Jackie Kennedy was smart and in love with her husband, despite his deep flaws. She was also capable of making withering observations about the people trying to hold sway in his life. She sounds like many bright women I know who are married to powerful men. I laughed out loud when she described how some cabinet members and senators never stop talking about themselves.

She is far more nuanced than the quick jabs going viral on the Internet. One of her opinions — that women are not suited for politics — has been quoted out of context. Schlesinger asked about her husband’s efforts to avoid permanent grudges, quoting the adage that, in politics, “there are no permanent friendships or alliances, there are only permanent interests.”

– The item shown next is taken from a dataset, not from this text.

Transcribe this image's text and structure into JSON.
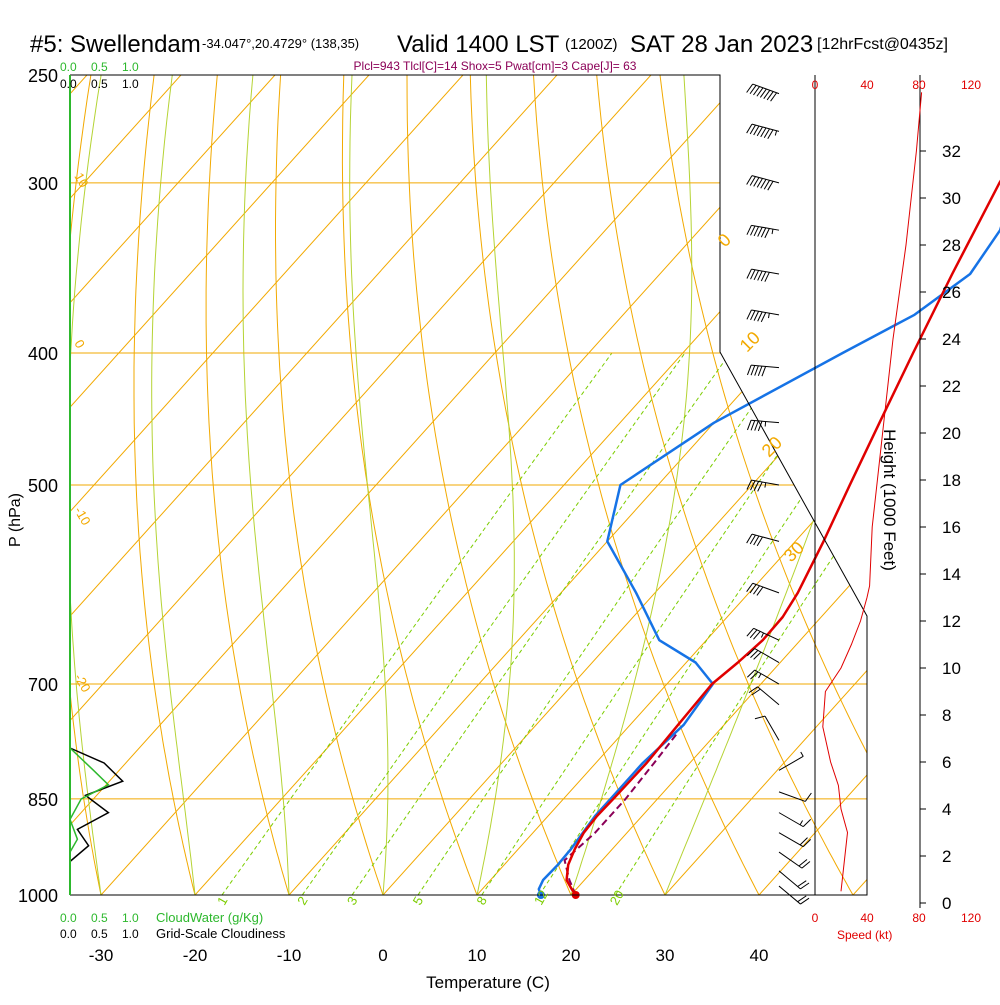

Jackie’s full response, as transcribed in the book:

“Yeah, but he never got — I mean, I’d get terribly emotional about anyone, whether it was a politician or a newspaper person who would be unfair, but he always treated it so objectively, as if they were people on a chess board — which is right. I mean, how could you if you — if he’d gotten so mad at all these people, then you may need to work with them again later. So, it’s the only way to be effective — which is one reason I think women should never be in politics. We’re just not suited to it.”

Surely, we disagree today with her conclusions, but her broader point — that women tend to take personally the attacks on those we love — still resonates.

Caroline Kennedy knew that her mother’s opinions would spark furious debate.

As she wrote in her introduction to the book, “(I)f my mother had reviewed the transcripts, I have no doubt she would have made revisions. … It isn’t surprising that there are some statements she would later have considered too personal, and others too harsh. … (H)er views evolved over time.”

Still, Caroline trusted the American public, if not the pundits, to appreciate this richer portrait of her mother.

“As her child, it has sometimes been hard for me to reconcile that most people can identify my mother instantly, but they really don’t know her at all. … (T)hey don’t always appreciate her intellectual curiosity, her sense of the ridiculous, her sense of adventure, or her unerring sense of what was right.”

Sounds like women living anonymously all around the world.

Connie Schultz is a Pulitzer Prize-winning columnist for The Plain Dealer in Cleveland and essayist for Parade magazine.